Vary sy laoka malagasy (Malagasy Prawn Curry with Vanilla Rice) is a traditional Malagasy (from Madagascar) recipe for a curry of prawns (shrimp) in coconut milk served with coconut and vanilla rice and sakay spicy condiment. The full recipe is presented here and I hope you enjoy this classic Malagasy version of: Malagasy Prawn Curry with Vanilla Rice (Vary sy laoka malagasy).

prep time

10 minutes

cook time

20 minutes

Total Time:

30 minutes

Serves:

4

Rating: 4.5 star rating

Tags : CurrySpice RecipesMadagascar Recipes



Ingredients:

500g (1 lb) of prawns (shrimp), or fish fillets, sliced into strips
1 green bell pepper
1 onion, chopped
2 tomatoes, chopped
4 garlic cloves, minced
1 tsp ginger, grated
juice of 1 lemon
1tsp turmeric
200ml (4/5 cup) of coconut milk
1 tbsp olive oil
3 tbsp cooking oil
1tsp salt

Coconut and Vanilla rice:
1 batch Malagasy coconut and Vanilla Rice

Sakay (Malagasy spicy condiment):
65g (½ cup) of Fresh Pili pili or red Thai or Red Birds eyes chillies
2 garlic cloves, peeled
4cm (1 ½ in) piece of ginger, peeled and sliced
2 tbsp olive oil
Salt to taste

Method:

For the Prawn Laoka: Marinate the prawns in a bowl with two pinches of salt, one tbsp of olive oil, lemon juice, crushed garlic and the crushed ginger. Set aside to marinate for about 5-10 minutes.
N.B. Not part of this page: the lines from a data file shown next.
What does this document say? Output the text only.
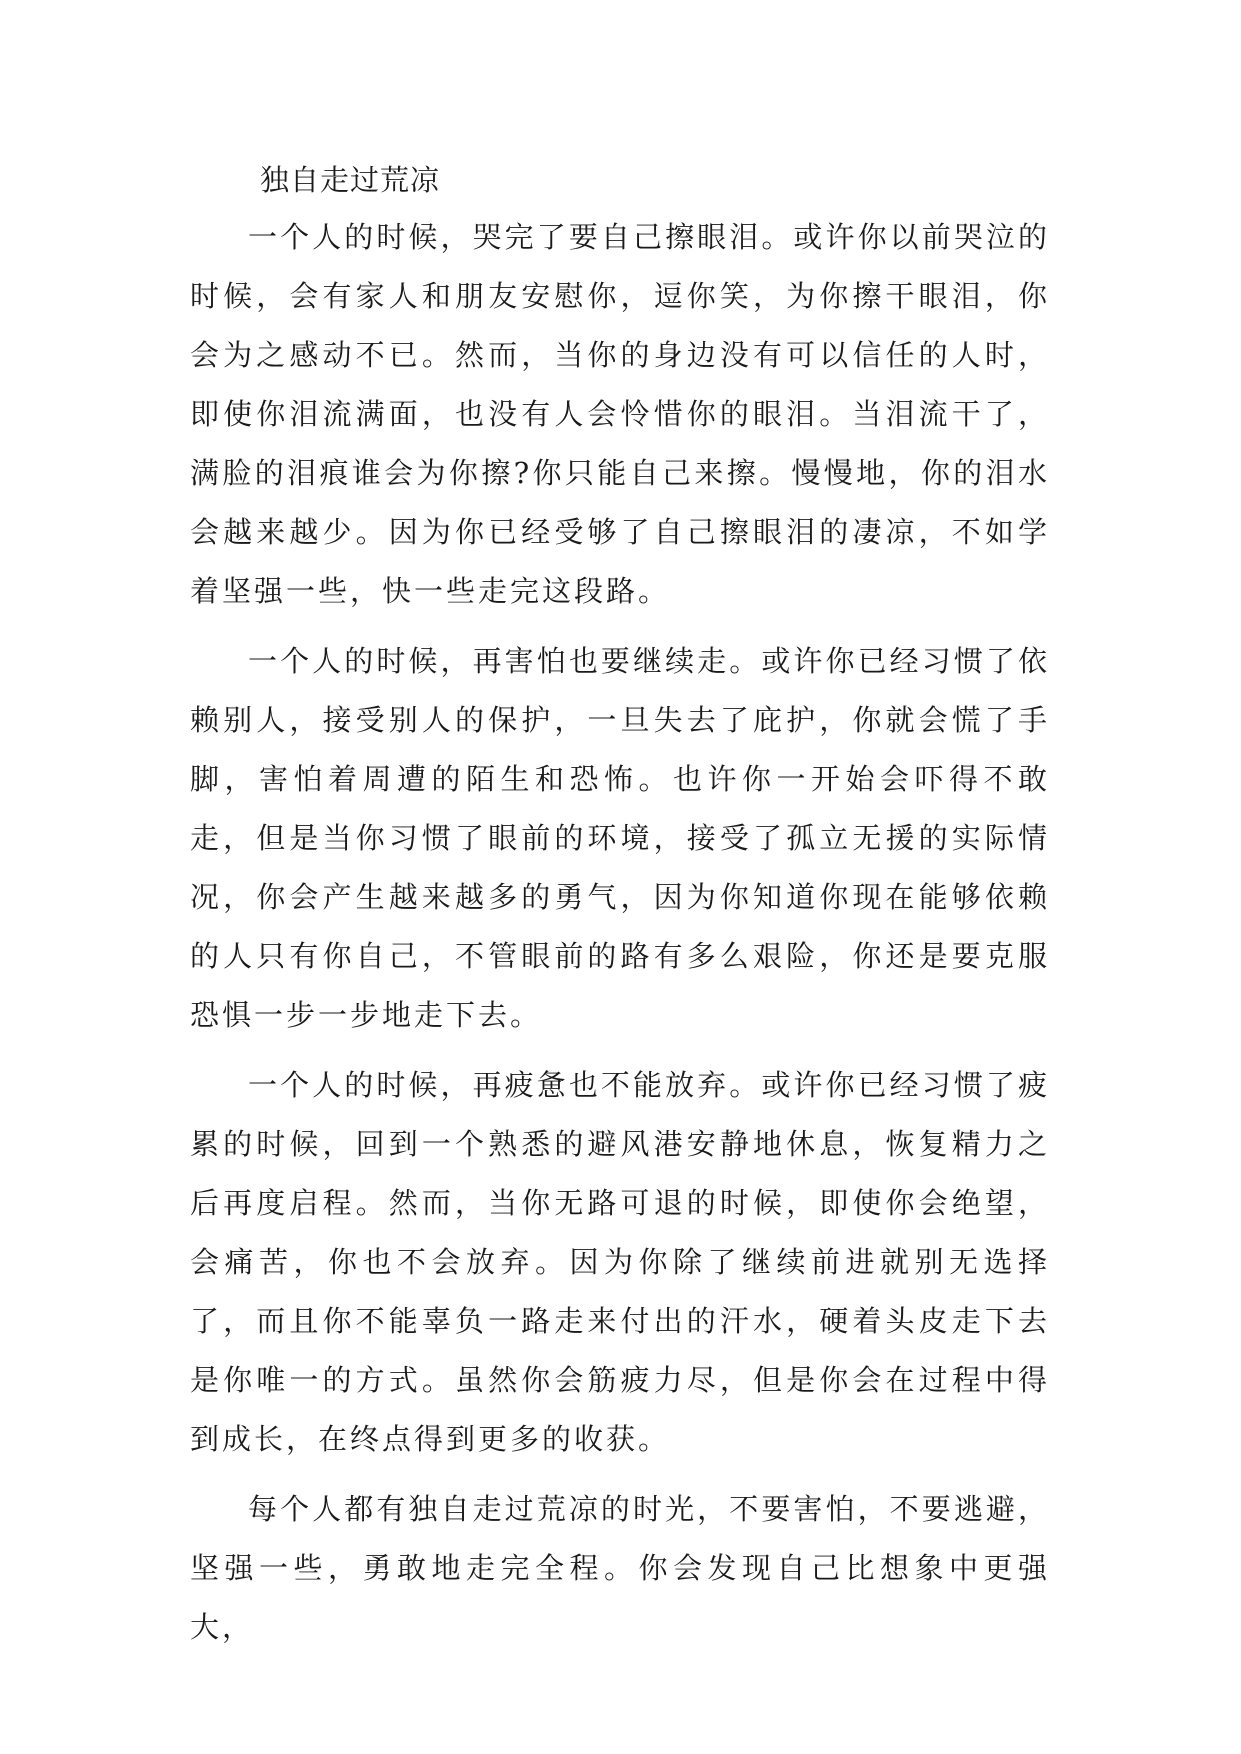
独自走过荒凉

一个人的时候，哭完了要自己擦眼泪。或许你以前哭泣的时候，会有家人和朋友安慰你，逗你笑，为你擦干眼泪，你会为之感动不已。然而，当你的身边没有可以信任的人时，即使你泪流满面，也没有人会怜惜你的眼泪。当泪流干了，满脸的泪痕谁会为你擦?你只能自己来擦。慢慢地，你的泪水会越来越少。因为你已经受够了自己擦眼泪的凄凉，不如学着坚强一些，快一些走完这段路。

一个人的时候，再害怕也要继续走。或许你已经习惯了依赖别人，接受别人的保护，一旦失去了庇护，你就会慌了手脚，害怕着周遭的陌生和恐怖。也许你一开始会吓得不敢走，但是当你习惯了眼前的环境，接受了孤立无援的实际情况，你会产生越来越多的勇气，因为你知道你现在能够依赖的人只有你自己，不管眼前的路有多么艰险，你还是要克服恐惧一步一步地走下去。

一个人的时候，再疲惫也不能放弃。或许你已经习惯了疲累的时候，回到一个熟悉的避风港安静地休息，恢复精力之后再度启程。然而，当你无路可退的时候，即使你会绝望，会痛苦，你也不会放弃。因为你除了继续前进就别无选择了，而且你不能辜负一路走来付出的汗水，硬着头皮走下去是你唯一的方式。虽然你会筋疲力尽，但是你会在过程中得到成长，在终点得到更多的收获。

每个人都有独自走过荒凉的时光，不要害怕，不要逃避，坚强一些，勇敢地走完全程。你会发现自己比想象中更强大，
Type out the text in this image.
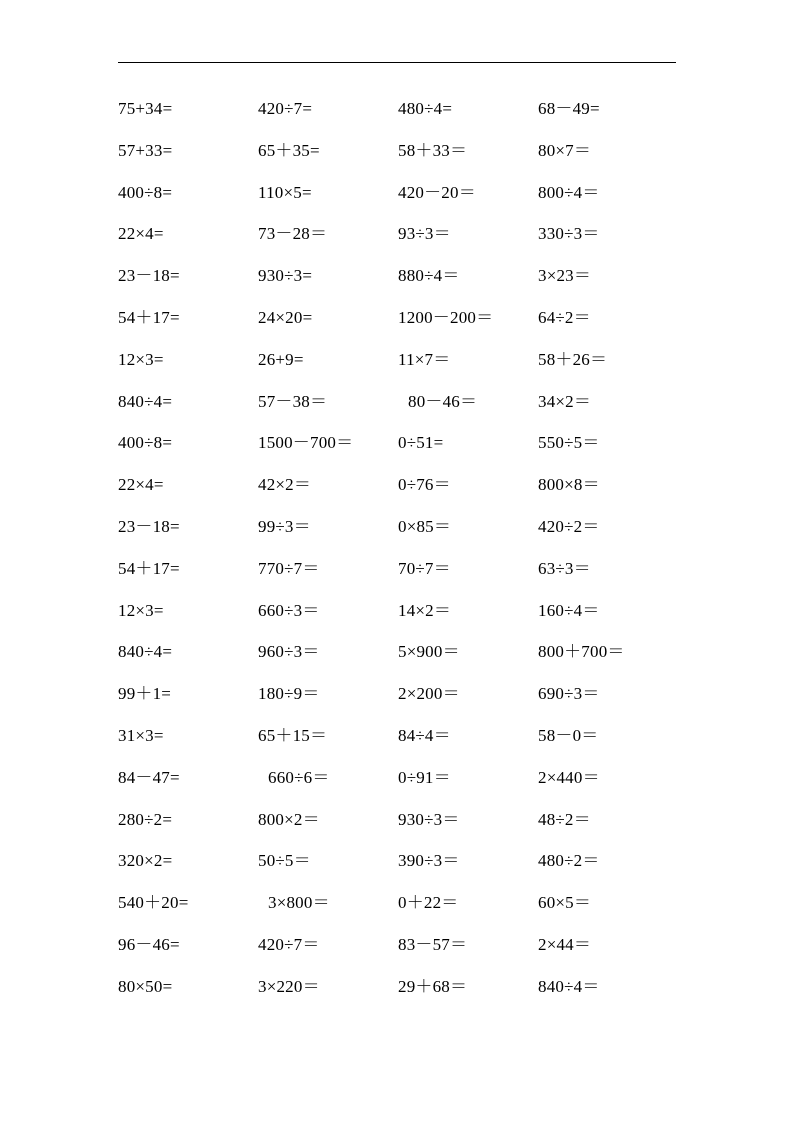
75+34=	420÷7=	480÷4=	68－49=
57+33=	65＋35=	58＋33＝	80×7＝
400÷8=	110×5=	420－20＝	800÷4＝
22×4=	73－28＝	93÷3＝	330÷3＝
23－18=	930÷3=	880÷4＝	3×23＝
54＋17=	24×20=	1200－200＝	64÷2＝
12×3=	26+9=	11×7＝	58＋26＝
840÷4=	57－38＝	80－46＝	34×2＝
400÷8=	1500－700＝	0÷51=	550÷5＝
22×4=	42×2＝	0÷76＝	800×8＝
23－18=	99÷3＝	0×85＝	420÷2＝
54＋17=	770÷7＝	70÷7＝	63÷3＝
12×3=	660÷3＝	14×2＝	160÷4＝
840÷4=	960÷3＝	5×900＝	800＋700＝
99＋1=	180÷9＝	2×200＝	690÷3＝
31×3=	65＋15＝	84÷4＝	58－0＝
84－47=	660÷6＝	0÷91＝	2×440＝
280÷2=	800×2＝	930÷3＝	48÷2＝
320×2=	50÷5＝	390÷3＝	480÷2＝
540＋20=	3×800＝	0＋22＝	60×5＝
96－46=	420÷7＝	83－57＝	2×44＝
80×50=	3×220＝	29＋68＝	840÷4＝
Heat 2 tbsp of oil in a wok and fry the marinated prawns for about 2 minutes, until they turn golden. Remove from the pan with a slotted spoon and set aside for later.

In the same pan, add a little more oil and fry the chopped onion. As the onions begin to brown (about 6 minutes) add the sliced tomato, the chopped bell peppers and the turmeric. Mix everything together.

Now Add the prawns back into the pan with 250ml (1 cup) of water. Stir in 1 tsp of salt, or to taste. Stir in the coconut milk and cook over gentle heat for about 8-10 minutes.

For the Sakay (Malagasy spicy condiment): Combine the chillies, garlic and ginger in a blender with one tbsp of olive oil. Process until smooth and add one more tbsp of olive oil. Season with salt to taste and serve as an accompaniment.

Serve the laoka on a bed of the coconut and vanilla rice and accompanied by the sakay.